As I sit here 48 hours before Christmas makes me think back on this odd & strange year we’ve had. I remember thinking last NY Eve that 2020 was going to be a good year, I even made dream collage for what I want to happen in the next 5 years. Then March hit & everything was flipped on its head.
March-May where a blur of days, some dark, some light, I remember when I started going out again with the dog for walks. How weird everyone greeted each other & how empty the buses where around town when I would run errands for us. I remember when we began driving into town to do errands & the parking garage was empty, a ghost town practically.
Then the Summer came & people became less concerned about COVID 19-shops & stores & cafe’s went back to nearly normal business hours. Then Fall came with a vengance as did the surge of cases & in a new lockdown we went. Although this time since it was obligated to wear masks on the bus & in shops people seemed a little less freaked out.
Now, we’re dealing with yet another strain of COVID that’s more infectious and contagious. Makes for a weird year, I think now that they’re preventing flights from Britain to Norway.
This year has made me grateful though for my sweet, dear husband & our silly & rambuctious four legged creature.
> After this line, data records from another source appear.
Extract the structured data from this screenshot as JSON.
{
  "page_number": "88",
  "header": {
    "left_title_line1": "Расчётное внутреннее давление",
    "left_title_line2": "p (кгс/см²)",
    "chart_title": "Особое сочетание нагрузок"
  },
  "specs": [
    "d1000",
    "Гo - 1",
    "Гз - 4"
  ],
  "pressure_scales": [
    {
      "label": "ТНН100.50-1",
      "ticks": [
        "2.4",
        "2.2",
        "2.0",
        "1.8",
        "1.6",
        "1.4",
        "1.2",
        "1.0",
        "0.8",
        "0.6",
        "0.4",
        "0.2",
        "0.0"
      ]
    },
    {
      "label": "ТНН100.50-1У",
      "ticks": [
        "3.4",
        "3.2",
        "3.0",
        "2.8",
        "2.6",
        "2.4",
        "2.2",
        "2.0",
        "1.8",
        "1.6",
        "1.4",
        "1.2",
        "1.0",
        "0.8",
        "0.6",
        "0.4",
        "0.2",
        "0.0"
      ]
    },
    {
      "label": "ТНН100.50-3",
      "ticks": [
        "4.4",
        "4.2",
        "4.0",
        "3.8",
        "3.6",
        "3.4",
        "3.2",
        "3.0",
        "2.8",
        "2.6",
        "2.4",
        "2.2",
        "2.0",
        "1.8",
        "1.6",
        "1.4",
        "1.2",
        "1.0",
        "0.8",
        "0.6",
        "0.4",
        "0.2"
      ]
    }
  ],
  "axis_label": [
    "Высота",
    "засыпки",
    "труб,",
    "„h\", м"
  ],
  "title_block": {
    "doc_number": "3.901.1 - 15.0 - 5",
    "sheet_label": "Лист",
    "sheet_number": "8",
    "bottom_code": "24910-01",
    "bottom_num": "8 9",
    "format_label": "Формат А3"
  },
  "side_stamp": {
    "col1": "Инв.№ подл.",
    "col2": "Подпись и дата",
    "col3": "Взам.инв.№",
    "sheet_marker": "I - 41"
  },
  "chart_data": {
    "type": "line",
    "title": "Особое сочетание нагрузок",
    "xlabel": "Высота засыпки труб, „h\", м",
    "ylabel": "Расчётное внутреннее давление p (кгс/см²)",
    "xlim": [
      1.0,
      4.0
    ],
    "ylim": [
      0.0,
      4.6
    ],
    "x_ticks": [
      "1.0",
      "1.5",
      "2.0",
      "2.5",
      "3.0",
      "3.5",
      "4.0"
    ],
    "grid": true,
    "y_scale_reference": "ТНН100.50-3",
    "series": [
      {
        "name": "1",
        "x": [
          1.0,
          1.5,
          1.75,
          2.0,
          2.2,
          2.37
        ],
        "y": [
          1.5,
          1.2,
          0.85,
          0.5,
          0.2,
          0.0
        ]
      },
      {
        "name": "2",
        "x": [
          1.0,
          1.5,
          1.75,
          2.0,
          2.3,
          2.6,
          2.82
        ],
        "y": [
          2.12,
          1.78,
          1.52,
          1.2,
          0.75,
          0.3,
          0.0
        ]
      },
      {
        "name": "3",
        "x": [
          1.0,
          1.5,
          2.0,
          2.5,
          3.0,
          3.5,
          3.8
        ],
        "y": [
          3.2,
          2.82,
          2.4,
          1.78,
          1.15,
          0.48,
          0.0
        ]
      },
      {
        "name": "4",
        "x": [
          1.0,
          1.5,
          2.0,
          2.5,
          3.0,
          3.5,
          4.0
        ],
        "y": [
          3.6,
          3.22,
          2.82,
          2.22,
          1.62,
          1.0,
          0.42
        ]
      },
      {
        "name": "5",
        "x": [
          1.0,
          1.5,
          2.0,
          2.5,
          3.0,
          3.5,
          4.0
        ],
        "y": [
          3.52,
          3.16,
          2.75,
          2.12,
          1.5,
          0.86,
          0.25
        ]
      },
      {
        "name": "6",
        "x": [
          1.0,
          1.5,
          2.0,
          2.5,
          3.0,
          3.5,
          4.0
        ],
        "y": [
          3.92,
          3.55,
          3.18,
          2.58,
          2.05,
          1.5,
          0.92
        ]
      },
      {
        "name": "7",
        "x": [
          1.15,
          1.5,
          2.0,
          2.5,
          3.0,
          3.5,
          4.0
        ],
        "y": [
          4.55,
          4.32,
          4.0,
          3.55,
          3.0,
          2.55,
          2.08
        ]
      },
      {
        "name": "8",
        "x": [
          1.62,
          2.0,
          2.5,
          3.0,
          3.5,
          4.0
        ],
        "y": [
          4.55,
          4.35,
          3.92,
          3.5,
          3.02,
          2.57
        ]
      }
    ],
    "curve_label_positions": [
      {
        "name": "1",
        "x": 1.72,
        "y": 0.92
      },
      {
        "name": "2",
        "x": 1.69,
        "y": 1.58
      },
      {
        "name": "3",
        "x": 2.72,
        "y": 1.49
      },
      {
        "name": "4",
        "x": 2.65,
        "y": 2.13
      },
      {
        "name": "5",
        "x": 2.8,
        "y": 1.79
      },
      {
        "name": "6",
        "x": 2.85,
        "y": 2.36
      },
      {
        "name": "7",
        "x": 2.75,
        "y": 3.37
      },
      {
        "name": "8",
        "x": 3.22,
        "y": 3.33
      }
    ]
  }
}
It’s made me grateful for being able to focus on the Present no matter how hard it may be & most of all to be Grateful. I have never been impressed with flashy, sparkly & expensive things; if I was I would probably be desperate housewife in Connecticut now. But I am Grateful for my stable marriage; we celebrated 10 years this year.
For my close friends who keep me in line when I need it. Who know that I adore my husband & our sweet dog. Even though we may not have the biggest or flashiest of homes, it’s our home & I feel safe in it & that’s what counts. Every night before I go to sleep I think about how grateful I am that no one I know has COVID. That makes me the most grateful, that & learning to be happy in the Present moment, no matter what it may be.